Boost C++ Performance with Fixed-Size Memory Pools: Theory and Code

Part1: Memory Pool Overview

In everyday development, frequent memory allocation and deallocation can cause programs to slow down and memory usage to grow, often leading to allocation failures due to fragmentation.

Traditional allocation (new/delete in C++, malloc/free in C) works like digging and filling pits in a field, eventually leaving the field uneven (fragmented memory). This fragmentation reduces allocation efficiency and can cause failures even when total memory is sufficient.

For example, a game that creates and destroys many small objects each frame (bullets, particles) will suffer increasing fragmentation, causing stutters. A fixed-size memory pool acts like a diligent manager, organizing memory to improve performance.

Part2: Why Use a Memory Pool

2.1 Memory Fragmentation

Fragmentation reduces heap utilization. Internal fragmentation occurs when allocated blocks are larger than needed, leaving unused bytes inside the block. External fragmentation happens when free memory is split into small pieces that cannot satisfy a larger allocation request.

2.2 Allocation Efficiency

Repeatedly requesting memory from the OS is like asking parents for allowance each time; it incurs high interaction cost. A memory pool reduces this overhead by handling allocations in user space.

Part3: Fixed-Size Memory Pool Deep Dive

3.1 Core Principle

A memory pool pre‑allocates a large contiguous block from the OS and divides it into fixed‑size chunks. Allocation returns a free chunk; deallocation returns the chunk to the pool instead of the OS.

Example: a network program handling 1024‑byte packets can allocate from the pool instead of repeatedly calling the OS, greatly improving speed and reducing fragmentation.

3.2 Data Structures

Free‑list: a linked list of available chunks.

Pool struct: stores the base pointer, remaining byte count, and free‑list head.

template <class T>
class ObjectPool {
public:
    // ... other members ...
private:
    char* _memory = nullptr;      // large block from OS
    size_t _remainBytes = 0;      // remaining bytes in the block
    T* _freeList = nullptr;       // head of free list
};

3.3 Key Functions

Initialization : request a large block, split into fixed‑size chunks, and build the free‑list.

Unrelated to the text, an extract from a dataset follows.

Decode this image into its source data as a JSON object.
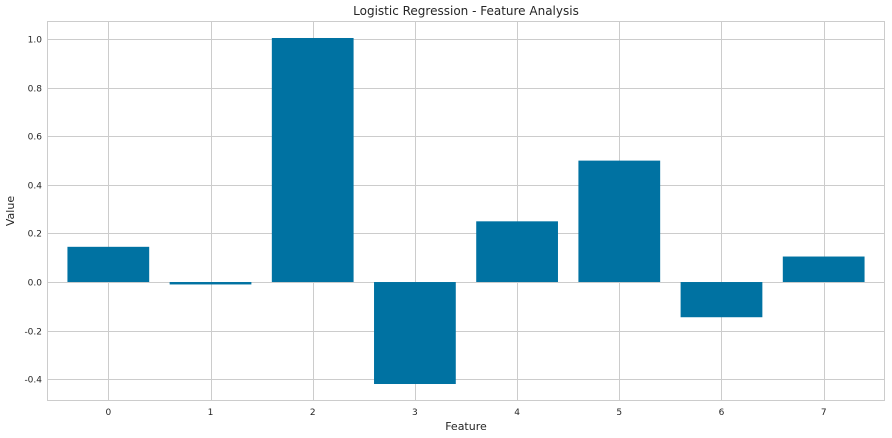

Allocation (New) : first try the free‑list; if empty, allocate from the remaining block or request a new block.

T* New() {
    T* obj = nullptr;
    if (_freeList) {
        void* next = *((void**)_freeList);
        obj = (T*)_freeList;
        _freeList = (T*)next;
        return obj;
    }
    if (_remainBytes < sizeof(T)) {
        _remainBytes = 128 * 1024; // request 128KB
        _memory = (char*)malloc(_remainBytes);
        if (!_memory) throw std::bad_alloc();
    }
    obj = (T*)_memory;
    _memory += sizeof(T);
    _remainBytes -= sizeof(T);
    new(obj) T; // placement new
    return obj;
}

Deallocation (Delete) : call the object's destructor, then insert the chunk back into the free‑list.

void Delete(T* obj) {
    obj->~T();
    *((T**)obj) = _freeList;
    _freeList = obj;
}

Part4: Code Demo and Performance Validation

4.1 Full Implementation

#include <iostream>
#include <vector>

template <class T>
class ObjectPool {
public:
    T* New() {
        T* obj = nullptr;
        if (_freeList) {
            void* next = *((void**)_freeList);
            obj = (T*)_freeList;
            _freeList = (T*)next;
        } else {
            if (_remainBytes < sizeof(T)) {
                _remainBytes = 128 * 1024;
                _memory = (char*)malloc(_remainBytes);
                if (!_memory) throw std::bad_alloc();
            }
            obj = (T*)_memory;
            _memory += sizeof(T);
            _remainBytes -= sizeof(T);
        }
        new(obj) T;
        return obj;
    }
    void Delete(T* obj) {
        obj->~T();
        *((T**)obj) = _freeList;
        _freeList = obj;
    }
private:
    char* _memory = nullptr;
    size_t _remainBytes = 0;
    T* _freeList = nullptr;
};

struct TestStruct { int data; TestStruct() : data(0) {} };

int main() {
    ObjectPool<TestStruct> pool;
    std::vector<TestStruct*> objects;
    for (size_t i = 0; i < 10; ++i) objects.push_back(pool.New());
    for (size_t i = 0; i < 10; ++i) pool.Delete(objects[i]);
    return 0;
}

4.2 Performance Test

The test runs 100,000 allocations and deallocations using both the system allocator (new/delete) and the ObjectPool. Measured times (example):

System allocation: ~1200 ms Fixed‑size pool allocation: ~350 ms

The results show that the memory pool dramatically reduces time overhead by avoiding frequent system calls and minimizing fragmentation, making it suitable for performance‑critical scenarios.